APPROACH AND METHODOLOGY
Conventional pre-service methods, such as full-time, onsite teacher education colleges, are hard-pressed to meet the learning and training needs of the current teaching workforce in Haiti. Innovative approaches such as eLearning and distance learning, a field of education that aims to deliver education to students who are not physically 'on site' in a traditional classroom or campus, need to be considered as a national option for upgrading levels of training amongst practicing teachers who have not received formal education.
This Institute, Institut National pour la Formation des Enseignants (INFE), is designed to assist Haiti and the Ministry of Education (MoE) in delivering quality education through qualifying untrained teachers. The Institute will capitalize on Hibernia College's experience in delivering teacher education through distance mediums and Quisqueya University's experience of delivering third level education in Haiti.
Rather than focusing on replacing all existing untrained teachers that are in the Haitian system with newly qualified teachers to reach EFA goals by 2015, INFE aims to up-skill and certify unqualified teachers and retain them in the system. The Institute will offer two qualifications including a Certificate and a Diploma in Education, both consisting of twelve months of study. Upon successful completion of the Diploma, teachers will be eligible to sit the National Teaching Certificate exam. Teachers who do not pass the entrance exam for the certificate program will complete a one year Foundation Studies course. The program will be delivered through a blend of face-to-face and distance learning. Teachers will be able to remain working in their schools while participating in the course. These teachers will study up to 50% of the course through distance methods. They will also attend onsite, traditional lectures and workshops. The certificate and Diploma both consist of 66 days of study and teaching practice. Onsite lectures will make up 23 days. These lectures will take place at satellite learning centers, such as the EFECAP centers, situated in each department of Haiti.
The Institute will work collaboratively with national pre-service training programs in order to achieve the objectives set out by the Ministry of Education in the new Education Commission reform plan for improving human capital within the Haitian education system.
IMPLEMENTATION, TIMELINE, AND DELIVERABLES
From September 2010 to September 2011, Quisqueya University and Hibernia College intends to complete the design, planning and preparation phase for the Institute as well as training for the teachers of the first 20 schools.
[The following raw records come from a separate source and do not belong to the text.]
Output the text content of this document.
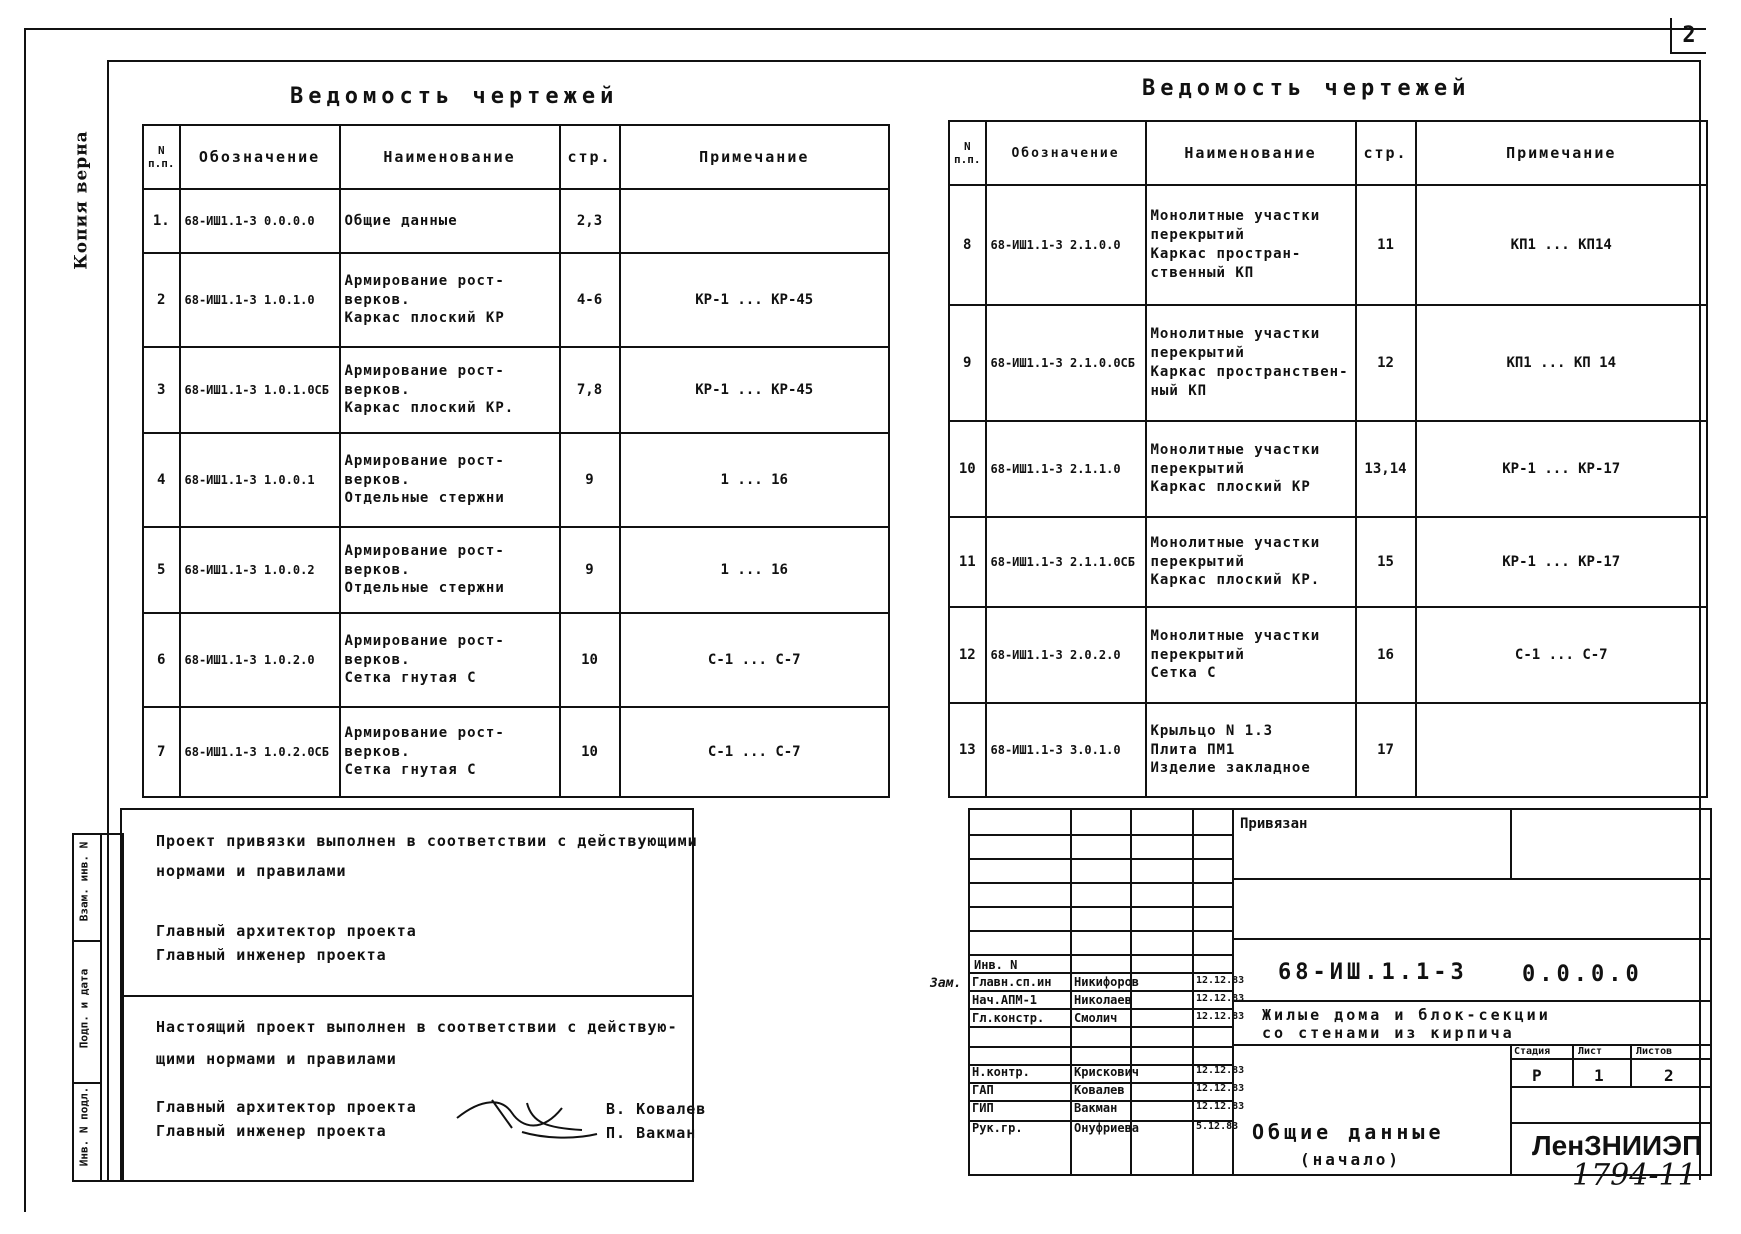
2
Копия верна
Ведомость чертежей	Ведомость чертежей
N п.п.	Обозначение	Наименование	стр.	Примечание
1.	68-ИШ1.1-3 0.0.0.0	Общие данные	2,3	
2	68-ИШ1.1-3 1.0.1.0	Армирование рост-
верков.
Каркас плоский КР	4-6	КР-1 ... КР-45
3	68-ИШ1.1-3 1.0.1.0СБ	Армирование рост-
верков.
Каркас плоский КР.	7,8	КР-1 ... КР-45
4	68-ИШ1.1-3 1.0.0.1	Армирование рост-
верков.
Отдельные стержни	9	1 ... 16
5	68-ИШ1.1-3 1.0.0.2	Армирование рост-
верков.
Отдельные стержни	9	1 ... 16
6	68-ИШ1.1-3 1.0.2.0	Армирование рост-
верков.
Сетка гнутая С	10	С-1 ... С-7
7	68-ИШ1.1-3 1.0.2.0СБ	Армирование рост-
верков.
Сетка гнутая С	10	С-1 ... С-7
N п.п.	Обозначение	Наименование	стр.	Примечание
8	68-ИШ1.1-3 2.1.0.0	Монолитные участки
перекрытий
Каркас простран-
ственный КП	11	КП1 ... КП14
9	68-ИШ1.1-3 2.1.0.0СБ	Монолитные участки
перекрытий
Каркас пространствен-
ный КП	12	КП1 ... КП 14
10	68-ИШ1.1-3 2.1.1.0	Монолитные участки
перекрытий
Каркас плоский КР	13,14	КР-1 ... КР-17
11	68-ИШ1.1-3 2.1.1.0СБ	Монолитные участки
перекрытий
Каркас плоский КР.	15	КР-1 ... КР-17
12	68-ИШ1.1-3 2.0.2.0	Монолитные участки
перекрытий
Сетка С	16	С-1 ... С-7
13	68-ИШ1.1-3 3.0.1.0	Крыльцо N 1.3
Плита ПМ1
Изделие закладное	17	
Взам. инв. N
Подп. и дата
Инв. N подл.
Проект привязки выполнен в соответствии с действующими
нормами и правилами
Главный архитектор проекта
Главный инженер проекта
Настоящий проект выполнен в соответствии с действую-
щими нормами и правилами
Главный архитектор проекта
Главный инженер проекта
В. Ковалев
П. Вакман
Привязан
Инв. N
Зам. Главн.сп.ин Никифоров	12.12.83
Нач.АПМ-1	Николаев	12.12.83
Гл.констр. Смолич	12.12.83
Н.контр.	Крискович	12.12.83
ГАП	Ковалев	12.12.83
ГИП	Вакман	12.12.83
Рук.гр.	Онуфриева	5.12.83
68-ИШ.1.1-3 0.0.0.0
Жилые дома и блок-секции
со стенами из кирпича
Стадия	Лист	Листов
Р	1	2
Общие данные
(начало)	ЛенЗНИИЭП
1794-11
The initial phase includes recruiting a core team of Haitian experts to lead the program and build partnerships in the fields of education, technology, publishing, connectivity, teacher education and curriculum design. The Institute also endeavors to partner with the Ministry of Education in Haiti and work with the Presidential Commission for Education Reform.
Following this phase, these partnerships will be utilized to assemble the core elements of the program. Each of the three year-long courses will be designed, reviewed and completed. The programs will be approved by the Ministry of Education in Haiti and accredited by the Institute's International Board of Education Experts. This Board will include Jacky Lumarque, Rector of Quisqueya University, and Dr. Sean Rowland, President of Hibernia College as Co-chairs, as well as other international education specialists. The Institute will recruit and train 150 trainer educators as well as equipping up to 50 training centers nationwide. These centers will be supplied with the necessary technology, connectivity and classroom space to deliver the program in each locale.
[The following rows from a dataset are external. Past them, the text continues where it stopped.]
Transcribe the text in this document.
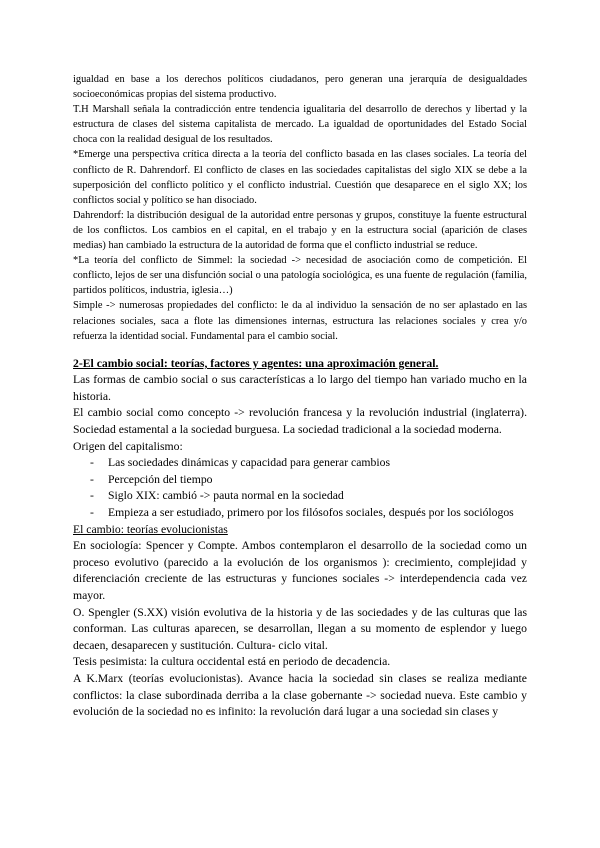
igualdad en base a los derechos políticos ciudadanos, pero generan una jerarquía de desigualdades socioeconómicas propias del sistema productivo.

T.H Marshall señala la contradicción entre tendencia igualitaria del desarrollo de derechos y libertad y la estructura de clases del sistema capitalista de mercado. La igualdad de oportunidades del Estado Social choca con la realidad desigual de los resultados.

*Emerge una perspectiva crítica directa a la teoría del conflicto basada en las clases sociales. La teoría del conflicto de R. Dahrendorf. El conflicto de clases en las sociedades capitalistas del siglo XIX se debe a la superposición del conflicto político y el conflicto industrial. Cuestión que desaparece en el siglo XX; los conflictos social y político se han disociado.

Dahrendorf: la distribución desigual de la autoridad entre personas y grupos, constituye la fuente estructural de los conflictos. Los cambios en el capital, en el trabajo y en la estructura social (aparición de clases medias) han cambiado la estructura de la autoridad de forma que el conflicto industrial se reduce.

*La teoría del conflicto de Simmel: la sociedad -> necesidad de asociación como de competición. El conflicto, lejos de ser una disfunción social o una patología sociológica, es una fuente de regulación (familia, partidos políticos, industria, iglesia…)

Simple -> numerosas propiedades del conflicto: le da al individuo la sensación de no ser aplastado en las relaciones sociales, saca a flote las dimensiones internas, estructura las relaciones sociales y crea y/o refuerza la identidad social. Fundamental para el cambio social.

2-El cambio social: teorías, factores y agentes: una aproximación general.

Las formas de cambio social o sus características a lo largo del tiempo han variado mucho en la historia.

El cambio social como concepto -> revolución francesa y la revolución industrial (inglaterra). Sociedad estamental a la sociedad burguesa. La sociedad tradicional a la sociedad moderna.

Origen del capitalismo:

- Las sociedades dinámicas y capacidad para generar cambios
- Percepción del tiempo
- Siglo XIX: cambió -> pauta normal en la sociedad
- Empieza a ser estudiado, primero por los filósofos sociales, después por los sociólogos

El cambio: teorías evolucionistas

En sociología: Spencer y Compte. Ambos contemplaron el desarrollo de la sociedad como un proceso evolutivo (parecido a la evolución de los organismos ): crecimiento, complejidad y diferenciación creciente de las estructuras y funciones sociales -> interdependencia cada vez mayor.

O. Spengler (S.XX) visión evolutiva de la historia y de las sociedades y de las culturas que las conforman. Las culturas aparecen, se desarrollan, llegan a su momento de esplendor y luego decaen, desaparecen y sustitución. Cultura- ciclo vital.

Tesis pesimista: la cultura occidental está en periodo de decadencia.

A K.Marx (teorías evolucionistas). Avance hacia la sociedad sin clases se realiza mediante conflictos: la clase subordinada derriba a la clase gobernante -> sociedad nueva. Este cambio y evolución de la sociedad no es infinito: la revolución dará lugar a una sociedad sin clases y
The Institute will deliver a national information campaign to ensure that teachers around the country will have a clear understanding about what the program entails, how they can take part in it, and how they will benefit from it. The Institute will begin delivering the teacher education program during in 2010 with an initial twenty schools, two in each of the ten departments of Haiti.
The first intake of 1000 teachers will commence in September 2011. Two months prior to this, the Institute will focus on recruiting teachers, holding entrance examinations and registering successful students.
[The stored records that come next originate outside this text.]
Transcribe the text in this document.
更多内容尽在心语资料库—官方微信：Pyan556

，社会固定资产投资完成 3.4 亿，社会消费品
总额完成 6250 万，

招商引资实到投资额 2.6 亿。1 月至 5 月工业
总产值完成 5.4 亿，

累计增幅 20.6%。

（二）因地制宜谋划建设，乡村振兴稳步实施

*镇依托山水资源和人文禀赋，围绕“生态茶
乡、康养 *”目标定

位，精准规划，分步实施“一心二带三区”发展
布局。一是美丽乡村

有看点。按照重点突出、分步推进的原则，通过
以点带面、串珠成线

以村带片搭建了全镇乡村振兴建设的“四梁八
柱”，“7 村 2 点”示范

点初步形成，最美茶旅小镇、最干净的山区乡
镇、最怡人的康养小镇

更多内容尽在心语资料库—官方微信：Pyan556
From 2010-2015, the Institute will have completed all the center facilities, four in each of the ten departments with an extra six in the West department to cater for the population density. The Institute will also have recruited and trained 250 trainers and supervisors that will implement the program. Training the trainers will be a continuous process as a percentage of trainers will continuously need to be replaced.
In 2015, the Institute will have enrolled 22,000 educators and certified 8,550 teachers. In 2020, after ten years of operation, the Institute will have enrolled 59,500 educators and certified 40,050 teachers. This is based on a 90% success rate.
An uneducated workforce is a key contributing factor to Haiti's stagnant social and economic development. Of its nine million inhabitants, just below half are illiterate. According to USAID in 2007, the literacy rate of 47% is the lowest in the region. Haiti counts 15,200 primary schools, of which 15% are public and 85% are private and managed by communities, religious organizations or NGOs. The enrollment rate for primary school is at 67%, of which less than 35% reach sixth grade, the final year of primary school. Secondary schools enroll 20% of eligible-age children and 12 in every 1000 go on to third level education.
The lack of trained teachers is a core indicator for the low quality of education in Haiti. According to the World Bank, approximately 400 new teachers are certified by the Ministry of Education (MENFP) each year, versus a need for over 2000 teachers annually to achieve Education For All (EFA) by 2015. An estimated 79% of current primary school teachers have no formal teacher training and an estimated ten percent of those teaching in rural areas have no more than a lower secondary education.